Kiyofumi Iwata (born on February 3, 1957) is a Japanese Ground Self-Defense Force officer. He served as the 34th Chief of Staff of the Ground Self-Defense Force and the 33rd Commander of the Northern Army.

== Biography ==
He was born in Tokushima Prefecture. He served in the Armored Corps up to the rank of Lieutenant Colonel. He is the first Chief of Staff of the GSDF to be appointed from the Northern Army in 10 years, since Lieutenant General Hajime Sakizaki, the first Chief of Staff of the Joint Staff. During his time as Commander of the Northern Army, he made requests for "mission readiness, thorough training, and regional cooperation." He served as Chief of Staff of the GSDF for about three years and was considered a candidate to become the next Chief of Staff of the Joint Staff, but in the latter half of his term, numerous serious incidents  occurred. The final blow was a rifle misfire incident by a soldier at the Northern Army's Shikaribetsu Training Area, which forced him to retire to take responsibility for managing and supervising the incident.

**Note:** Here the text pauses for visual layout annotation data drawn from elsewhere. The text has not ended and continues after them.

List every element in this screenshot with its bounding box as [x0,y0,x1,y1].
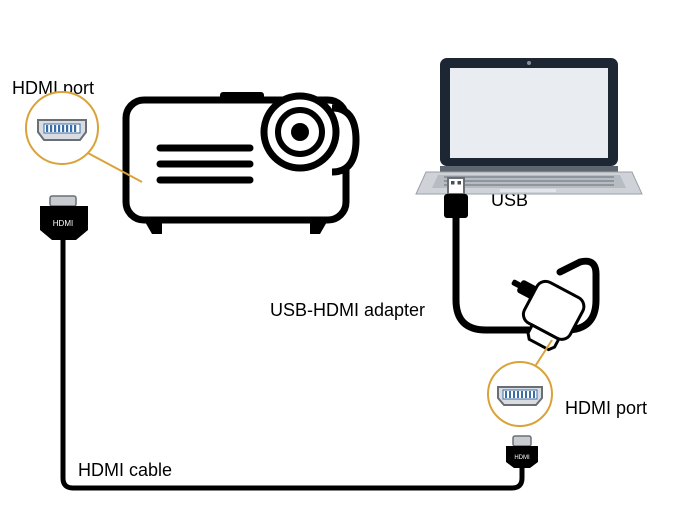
usb-hdmi-adapter-icon [492,267,587,356]
hdmi-connector-left: HDMI [40,196,88,240]
projector-icon [126,92,356,234]
usb-plug-icon [444,178,468,218]
hdmi-port-zoom-right [488,340,552,426]
laptop-icon [416,58,642,194]
svg-text:HDMI: HDMI [53,219,73,228]
svg-text:HDMI: HDMI [514,455,530,461]
hdmi-connector-right: HDMI [506,436,538,468]
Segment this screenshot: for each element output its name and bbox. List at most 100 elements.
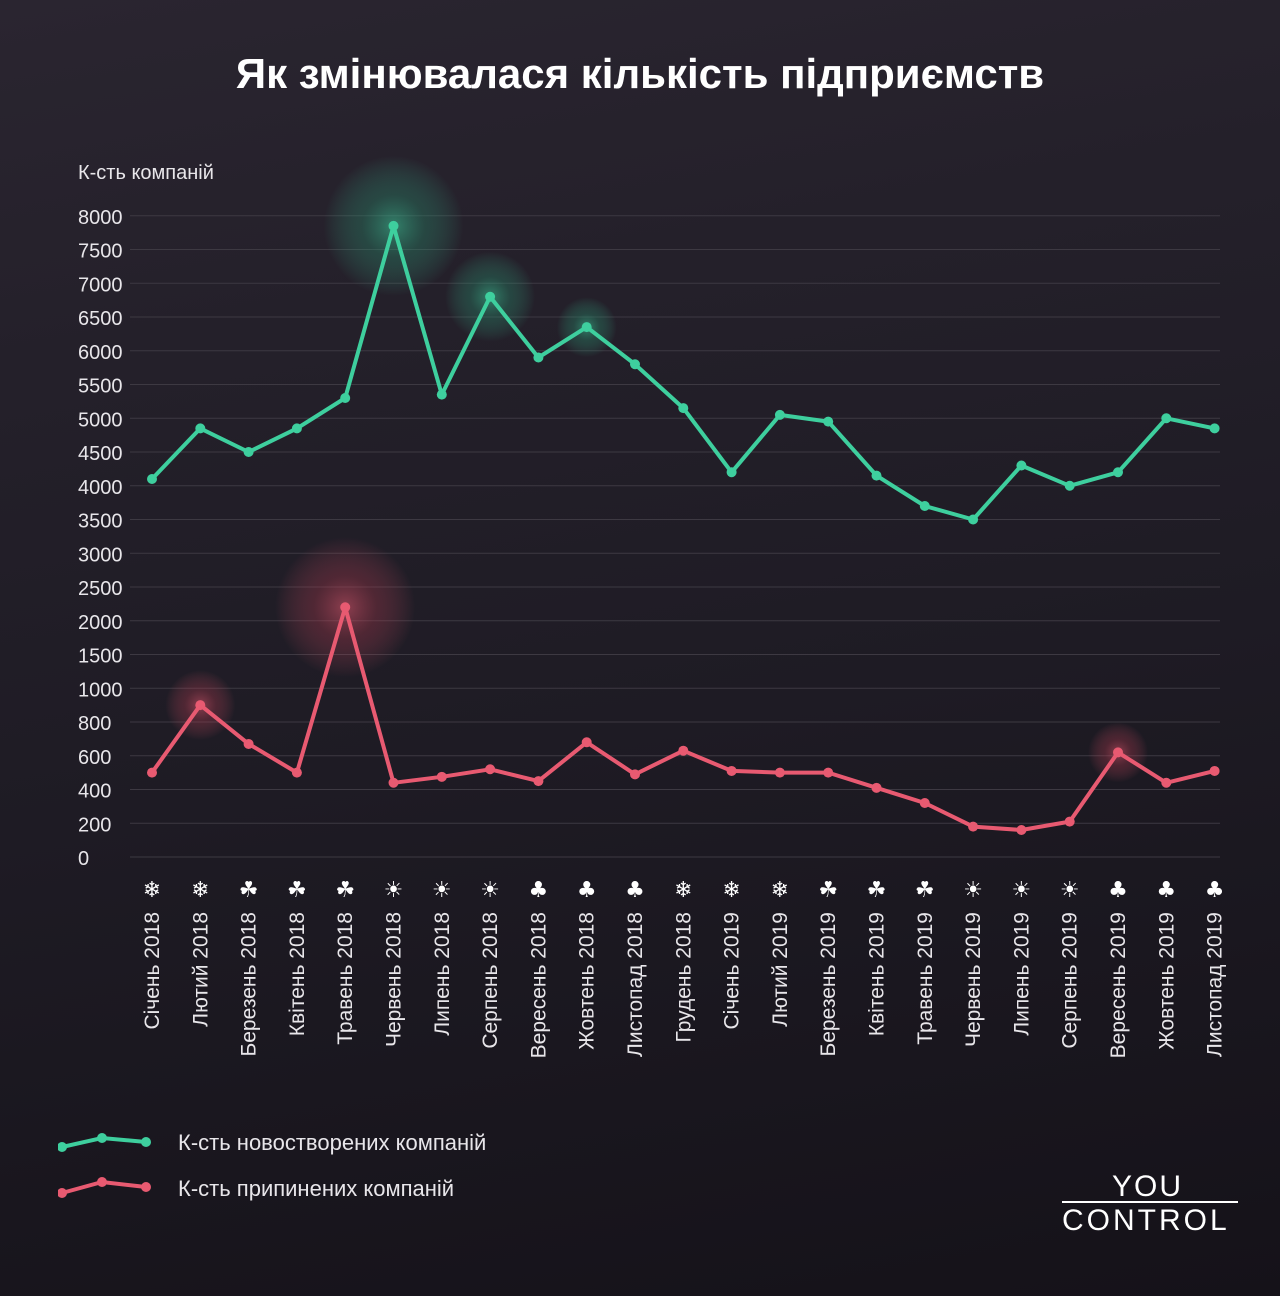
- snowflake-icon: ❄: [722, 878, 740, 903]
- flower-icon: ☘: [915, 878, 935, 903]
- data-point-closed: [630, 769, 640, 780]
- data-point-new: [388, 220, 399, 231]
- data-point-closed: [291, 767, 302, 778]
- data-point-new: [243, 447, 254, 457]
- y-axis-ticks: 8000750070006500600055005000450040003500…: [78, 207, 123, 870]
- data-point-new: [630, 359, 640, 370]
- data-point-new: [1064, 480, 1075, 491]
- x-tick-label: Травень 2019: [914, 912, 937, 1045]
- data-point-new: [1113, 467, 1123, 478]
- y-tick-label: 8000: [78, 207, 123, 229]
- data-point-new: [581, 322, 592, 333]
- snowflake-icon: ❄: [143, 878, 161, 903]
- x-tick-label: Квітень 2018: [286, 912, 309, 1036]
- data-point-new: [774, 409, 785, 420]
- y-tick-label: 0: [78, 848, 89, 870]
- flower-icon: ☘: [818, 878, 838, 903]
- data-point-closed: [340, 602, 351, 613]
- data-point-closed: [388, 777, 399, 788]
- x-tick-label: Серпень 2019: [1059, 912, 1082, 1049]
- leaf-icon: ♣: [625, 878, 645, 903]
- logo-line1: YOU: [1112, 1170, 1184, 1203]
- y-tick-label: 800: [78, 713, 111, 735]
- leaf-icon: ♣: [1156, 878, 1176, 903]
- x-tick-label: Вересень 2019: [1107, 912, 1130, 1058]
- y-tick-label: 7500: [78, 241, 123, 263]
- chart-title: Як змінювалася кількість підприємств: [235, 50, 1045, 97]
- y-tick-label: 4000: [78, 477, 123, 499]
- x-tick-label: Квітень 2019: [866, 912, 889, 1036]
- y-tick-label: 200: [78, 814, 111, 836]
- y-tick-label: 2000: [78, 612, 123, 634]
- grid-lines: [130, 215, 1220, 858]
- line-chart: 8000750070006500600055005000450040003500…: [78, 155, 1227, 1058]
- data-point-new: [823, 416, 834, 427]
- flower-icon: ☘: [867, 878, 887, 903]
- data-point-new: [968, 514, 979, 525]
- snowflake-icon: ❄: [771, 878, 789, 903]
- logo-line2: CONTROL: [1062, 1204, 1230, 1237]
- x-tick-label: Серпень 2018: [479, 912, 502, 1049]
- data-point-closed: [1113, 747, 1123, 758]
- sun-icon: ☀: [1012, 878, 1032, 903]
- legend-line-green: [58, 1133, 151, 1152]
- snowflake-icon: ❄: [674, 878, 692, 903]
- x-tick-label: Листопад 2019: [1204, 912, 1227, 1057]
- data-point-closed: [968, 821, 979, 832]
- data-point-new: [147, 474, 157, 484]
- leaf-icon: ♣: [529, 878, 549, 903]
- y-tick-label: 5000: [78, 409, 123, 431]
- sun-icon: ☀: [384, 878, 404, 903]
- y-tick-label: 7000: [78, 274, 123, 296]
- data-point-closed: [581, 737, 592, 748]
- leaf-icon: ♣: [1108, 878, 1128, 903]
- x-tick-label: Травень 2018: [334, 912, 357, 1045]
- legend-label-new: К-сть новостворених компаній: [178, 1130, 487, 1155]
- data-point-closed: [1209, 765, 1220, 776]
- y-tick-label: 600: [78, 747, 111, 769]
- x-tick-label: Листопад 2018: [624, 912, 647, 1057]
- y-tick-label: 400: [78, 781, 111, 803]
- data-point-new: [436, 389, 447, 400]
- y-tick-label: 2500: [78, 578, 123, 600]
- series-line-new: [150, 223, 1216, 522]
- x-axis-labels: Січень 2018 Лютий 2018 Березень 2018 Квітен…: [141, 912, 1227, 1058]
- legend-label-closed: К-сть припинених компаній: [178, 1176, 455, 1201]
- x-tick-label: Вересень 2018: [527, 912, 550, 1058]
- x-tick-label: Червень 2019: [962, 912, 985, 1047]
- y-tick-label: 1000: [78, 679, 123, 701]
- data-point-new: [726, 467, 737, 478]
- data-point-new: [871, 470, 882, 481]
- sun-icon: ☀: [1060, 878, 1080, 903]
- leaf-icon: ♣: [577, 878, 597, 903]
- data-point-new: [1209, 423, 1220, 434]
- data-point-new: [533, 352, 544, 363]
- sun-icon: ☀: [963, 878, 983, 903]
- data-point-closed: [919, 798, 930, 808]
- data-point-closed: [871, 782, 882, 793]
- x-tick-label: Березень 2019: [817, 912, 840, 1057]
- x-tick-label: Березень 2018: [238, 912, 261, 1057]
- data-point-new: [678, 403, 689, 414]
- data-point-closed: [436, 771, 447, 782]
- data-point-closed: [1016, 825, 1027, 835]
- x-tick-label: Жовтень 2019: [1155, 912, 1178, 1050]
- data-point-closed: [726, 765, 737, 776]
- x-tick-label: Липень 2019: [1010, 912, 1033, 1036]
- leaf-icon: ♣: [1205, 878, 1225, 903]
- data-point-new: [291, 423, 302, 434]
- series-lines: [147, 220, 1220, 835]
- data-point-new: [1016, 460, 1027, 471]
- data-point-new: [919, 501, 930, 511]
- data-point-closed: [195, 700, 206, 711]
- x-tick-label: Лютий 2019: [769, 912, 792, 1027]
- data-point-closed: [243, 738, 254, 749]
- data-point-closed: [1161, 777, 1172, 788]
- data-point-closed: [533, 776, 544, 787]
- y-tick-label: 4500: [78, 443, 123, 465]
- data-point-closed: [774, 767, 785, 778]
- season-icons: ❄ ❄ ☘ ☘ ☘ ☀ ☀ ☀ ♣ ♣ ♣ ❄ ❄ ❄ ☘ ☘ ☘ ☀ ☀ ☀ ♣ ♣ ♣: [143, 878, 1225, 903]
- y-tick-label: 3000: [78, 544, 123, 566]
- x-tick-label: Жовтень 2018: [576, 912, 599, 1050]
- y-tick-label: 5500: [78, 376, 123, 398]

According to Senkaku Publishing, the plan to change the JGSDF uniforms from their current moss green to purple, the Joint Staff Office's image color, at the end of 2018 is said to be a "parting gift" from Iwata, who was forced to retire despite aiming to become Chief of Staff of the Joint Staff. Additionally, according, following the first change in the JGSDF Special Honor Guard uniforms in 52 years, a second model change of the "regular uniform" is planned, affecting 139,000 JGSDF personnel. The new uniforms will be purple, the color of the Joint Staff Office, and the person who strongly advocated for the change to the new uniforms is said to be "the former Chief of Staff of the JGSDF who retired last June."